IBM’s Node-RED Internet Of Things application is now included – this allows you to rapidly create IoT applications by connecting blocks in a graphical editor. We’re going to run a full blog post on this in the near future, but for now have a look here for more details. To get started, run the Node-RED application from Programming in the main menu, and then use the web browser to access port 1880 at your Pi’s own address to see the editor.
To install Node-RED on an existing image, use apt:
sudo apt-get install nodered
New graphical package manager
Under Preferences in the main menu, you will now find an option for Add/Remove Software. This launches a modified version of the Gnome Packages application, which allows you to add and remove software on your Pi.
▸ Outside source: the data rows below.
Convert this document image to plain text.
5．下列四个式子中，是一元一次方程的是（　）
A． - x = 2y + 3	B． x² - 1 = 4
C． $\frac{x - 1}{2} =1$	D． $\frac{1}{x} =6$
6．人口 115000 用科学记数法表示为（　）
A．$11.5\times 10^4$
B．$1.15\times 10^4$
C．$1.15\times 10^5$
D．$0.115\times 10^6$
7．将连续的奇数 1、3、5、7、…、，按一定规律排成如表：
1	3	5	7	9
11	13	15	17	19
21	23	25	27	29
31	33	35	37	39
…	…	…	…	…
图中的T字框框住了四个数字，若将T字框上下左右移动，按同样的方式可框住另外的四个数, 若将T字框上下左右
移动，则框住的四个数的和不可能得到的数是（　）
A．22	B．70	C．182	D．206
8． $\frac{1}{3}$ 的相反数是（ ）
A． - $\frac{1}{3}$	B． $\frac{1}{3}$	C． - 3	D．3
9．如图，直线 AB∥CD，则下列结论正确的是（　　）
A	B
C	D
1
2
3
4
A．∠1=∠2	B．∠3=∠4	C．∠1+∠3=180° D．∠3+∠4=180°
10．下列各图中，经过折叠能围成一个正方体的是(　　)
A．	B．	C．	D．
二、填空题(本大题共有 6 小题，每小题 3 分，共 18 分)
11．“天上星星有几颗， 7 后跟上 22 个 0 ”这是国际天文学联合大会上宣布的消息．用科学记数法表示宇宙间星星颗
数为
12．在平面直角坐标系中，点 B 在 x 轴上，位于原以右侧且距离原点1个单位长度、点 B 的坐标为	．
The window shows a list of categories on the left hand side, and there is a search box at the top – type in a search term to look for a particular package or feature. Software which is already installed appears in the list with a tick in the box next to it; software which is not installed appears unticked – simply click on the box to tick or untick it, and hit Apply to install or uninstall.
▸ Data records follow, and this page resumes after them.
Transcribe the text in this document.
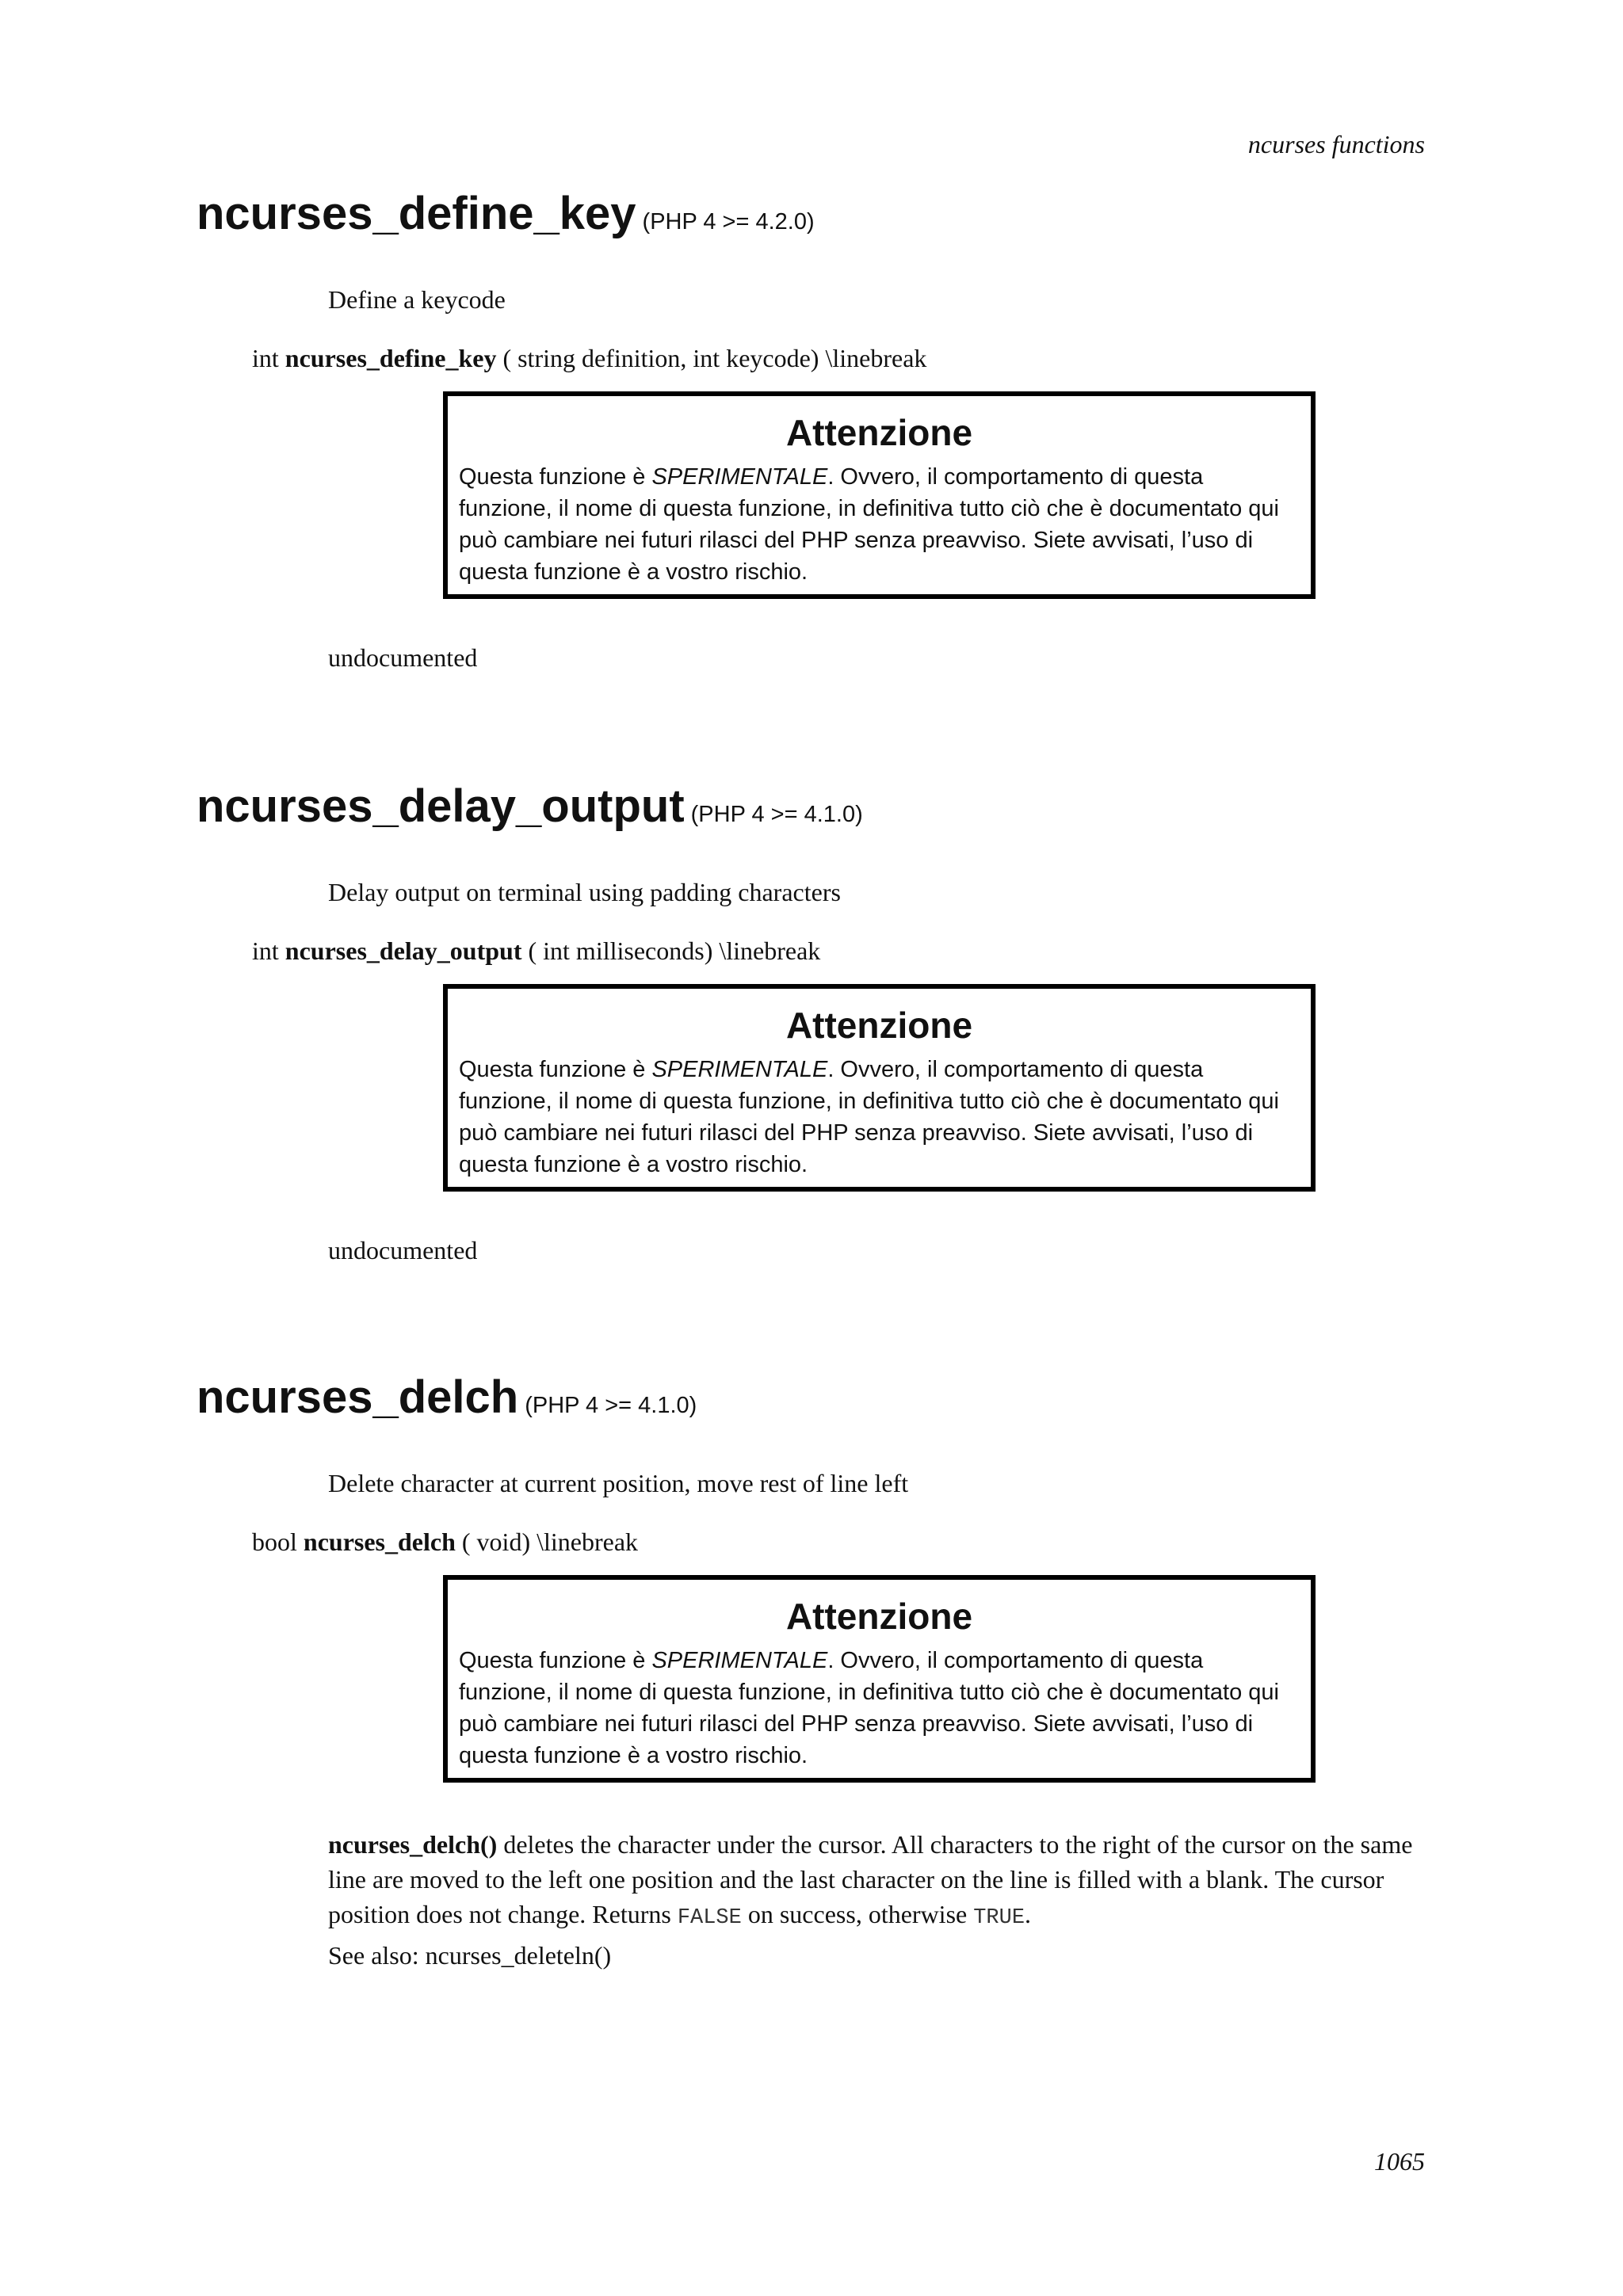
ncurses functions
ncurses_define_key (PHP 4 >= 4.2.0)
Define a keycode
int ncurses_define_key ( string definition, int keycode) \linebreak
Attenzione
Questa funzione è SPERIMENTALE. Ovvero, il comportamento di questa funzione, il nome di questa funzione, in definitiva tutto ciò che è documentato qui può cambiare nei futuri rilasci del PHP senza preavviso. Siete avvisati, l’uso di questa funzione è a vostro rischio.
undocumented
ncurses_delay_output (PHP 4 >= 4.1.0)
Delay output on terminal using padding characters
int ncurses_delay_output ( int milliseconds) \linebreak
Attenzione
Questa funzione è SPERIMENTALE. Ovvero, il comportamento di questa funzione, il nome di questa funzione, in definitiva tutto ciò che è documentato qui può cambiare nei futuri rilasci del PHP senza preavviso. Siete avvisati, l’uso di questa funzione è a vostro rischio.
undocumented
ncurses_delch (PHP 4 >= 4.1.0)
Delete character at current position, move rest of line left
bool ncurses_delch ( void) \linebreak
Attenzione
Questa funzione è SPERIMENTALE. Ovvero, il comportamento di questa funzione, il nome di questa funzione, in definitiva tutto ciò che è documentato qui può cambiare nei futuri rilasci del PHP senza preavviso. Siete avvisati, l’uso di questa funzione è a vostro rischio.
ncurses_delch() deletes the character under the cursor. All characters to the right of the cursor on the same line are moved to the left one position and the last character on the line is filled with a blank. The cursor position does not change. Returns FALSE on success, otherwise TRUE.
See also: ncurses_deleteln()
1065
One limitation is that you can only either install or uninstall in one “Apply” – once a package is selected for installation, you can’t select other packages for removal at the same time (but you can choose to install additional packages). Similarly, once a package is selected for removal, you can’t select other packages for installation at the same time.
You will be asked for your password to confirm any installation or removal operations.
To install the package manager on an existing image, use apt:
sudo apt-get install pi-package
The new GPIO Zero libraries are included, which vastly simplify access to GPIO pins from Python scripts. Read more about it in Ben’s blog here.
To install GPIO Zero on an existing image, use apt:
sudo apt-get install python-gpiozero python3-gpiozero
Scratch has been updated. Changes include support for MIDI general instruments, improved support for the PiFace interface board and fixes for the Scratch mesh server, along with some bug fixes and minor tweaks, plus updated Japanese translation files.
The Epiphany web browser has been updated – most of the changes are to improve playback of videos from sites such as YouTube and Vimeo. Many more videos should now play than in previous releases, and overall stability when playing video should be improved.
Updated Raspberry Pi Configuration application
This adds the option to “wait for network” at boot. By default, the jessie boot process runs as quickly as possible, but this can mean that the boot completes before a network connection is up and running, and this can cause problems in some applications that run at boot. By selecting this option, boot will not complete until a network connection is established, but at the cost of making boot-up take longer – this is disabled by default, so if you are having problems with applications which need a network connection, try enabling it. This option has also been added to the raspi-config command-line application.
There are various other small bug-fixes, tweaks and performance improvements, but no significant UI changes this time around – it should all look and feel the way the previous version did. To update your existing image, run
sudo apt-get update sudo apt-get dist-upgrade
but bear in mind that this won’t add the new packages listed above – use the individual apt-get install commands above to add those.
As ever, feedback is very welcome, and I’ll respond to as much as I can.